McCain se opôs à nomeação porque, apesar de Haspel ser uma militante feminista, dirigiu uma prisão secreta na Tailândia onde implantou as tais técnicas aprimoradas de interrogatório, inclusive aquela que McCain considera a mais cruel e dolorosa, a simulação de afogamento, que frequentemente leva a vítima à morte ou deixa sequelas irreparáveis. Apesar de seus esforços, McCain não teve sucesso em convencer seus colegas de Congresso e a nomeação de Haspel foi aprovada, inclusive pelos democratas. Trump aproveitou o embalo e deu uma alfinetada em McCain. “Ele não é um herói. Heróis são os que escapam da prisão”, disse o presidente. Ninguém ameniza palavras com o velho e bom McCain, nem mesmo em sua agonia.
Equilibrista
A verdade é que – sendo um conservador, contra o aborto, a legalização da maconha, o casamento gay e outras causas progressistas – McCain recebe o apoio do eleitorado conservador. Mas este mesmo eleitorado também fica enfurecido com os arroubos sentimentais, o arrependimento e as atitudes menos conservadoras do experiente senador. Não tem sido fácil para ele, nesses últimos momentos de vida, ouvir críticas contundentes nas redes sociais, do tipo: “renuncie ao cargo e vá se tratar em casa”.
Mas ele é um lutador: não há uma palavra durante todo o livro em referência à sua doença. McCain escreve como se estivesse pronto para concorrer novamente à presidência, mas com uma diferença: o reconhecimento de que não é mais possível abusar do poder norte-americano junto à autonomia de outros países. “Nós cometemos muitos erros. Nem sempre usamos nosso poder com sabedoria. Abusamos e fomos arrogantes, procurando oferecer benefícios à humanidade baseados numa causa que sustentamos com nosso poder. Eu servi a essa causa durante toda a minha vida. Hoje reconheço meus erros e estou pronto para agir de maneira diferente”, escreve ele.
E nada mais natural do que ele abordar um ponto nevrálgico de sua atuação na esfera militar: a Primavera Árabe. McCain reconstrói meticulosamente o processo que resultou nas sangrentas batalhas ocorridas principalmente no Egito, na Líbia e na Síria, a começar pela auto-imolação do um vendedor de verduras tunisiano que ateou fogo em si mesmo para protestar contra a fiscalização do governo, cuja burocracia não lhe devolvia uma balança, seu instrumento de trabalho.
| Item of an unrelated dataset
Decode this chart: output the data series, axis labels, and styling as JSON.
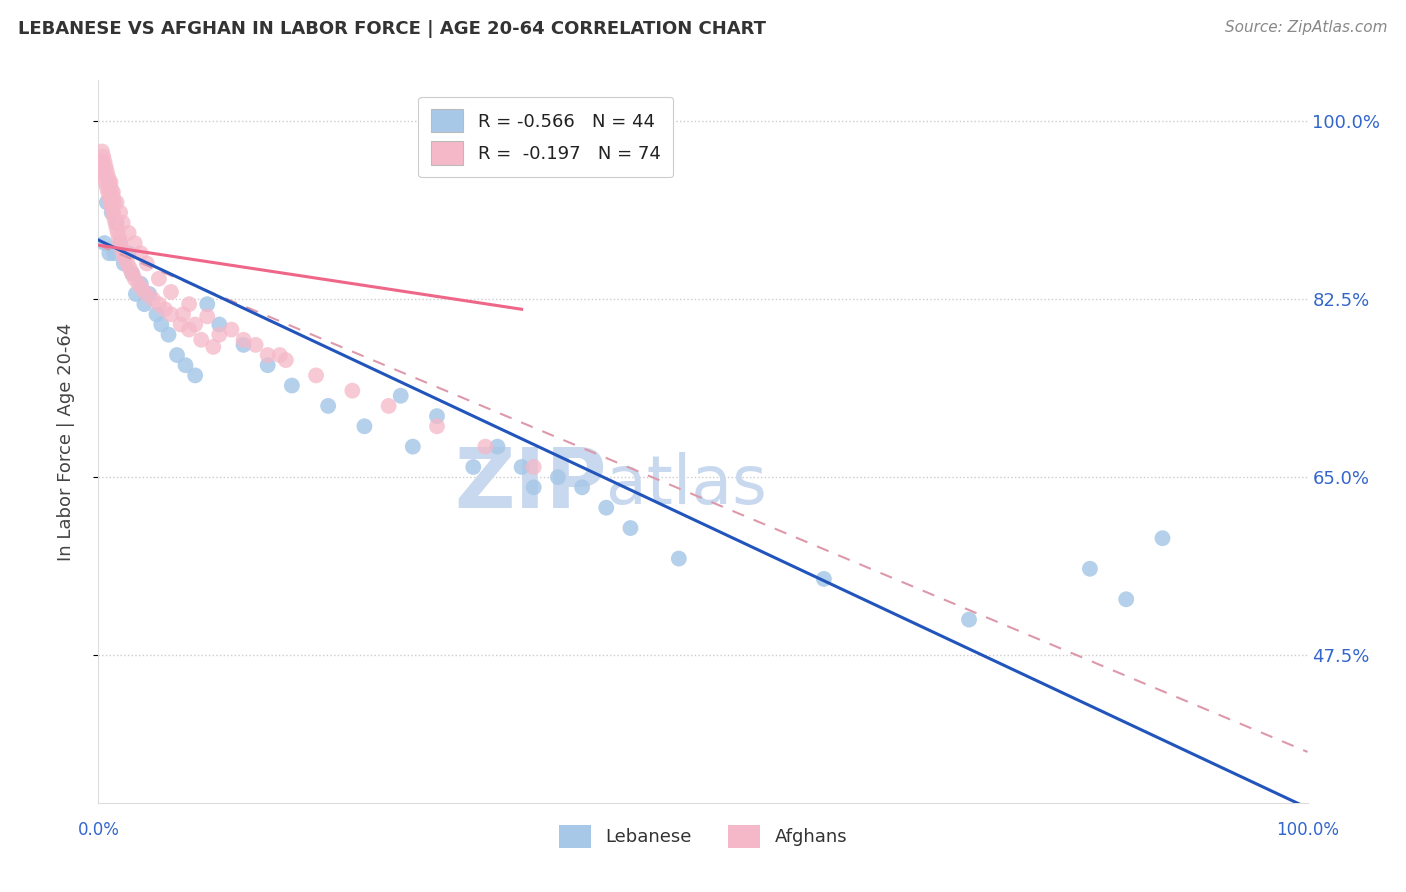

Uma reação em cadeia fez eclodir manifestações sangrentas no mundo árabe, mas nada aconteceria de tão grave se não fosse pelo apoio dos americanos aos rebeldes, a começar pela morte ultrajante de Muammar Gaddafi, o déspota da Líbia.
McCain confessa a participação decisiva do comitê americano (do qual fez parte) que esteve na região do conflito para negociar com os rebeldes e garantir a eles apoio militar, financeiro e bélico. “Nós achávamos que tínhamos uma boa causa, a democracia e o fim do despotismo, mas não esperávamos que esse processo fosse provocar a quantidade de mortes que ocorreram e que ainda podem ocorrer, principalmente na população civil”, escreve ele.
Por mais bem intencionada que seja a sua autobiografia, recheadas de confissões de erros e abuso de poder, não é possível deixar de notar um aspecto intrigante para nós brasileiros e sul-americanos em geral. Não há sequer uma menção à política internacional dos Estados Unidos na América do Sul — apesar de McCain mencionar a relação dos americanos em todos os continentes, inclusive o africano. A única vez em que ele se pronunciou a respeito foi durante sua campanha para a presidência quando, questionado por jornalistas, afirmou não ter a menor intenção de conversar com Evo Morales, presidente da Bolívia, e Hugo Chávez, então presidente da Venezuela, morto em 2013. O livro seria uma boa oportunidade de reparar o descaso e a falta de atenção com parceiros históricos. Esse arrependimento, o velho senador fica nos devendo.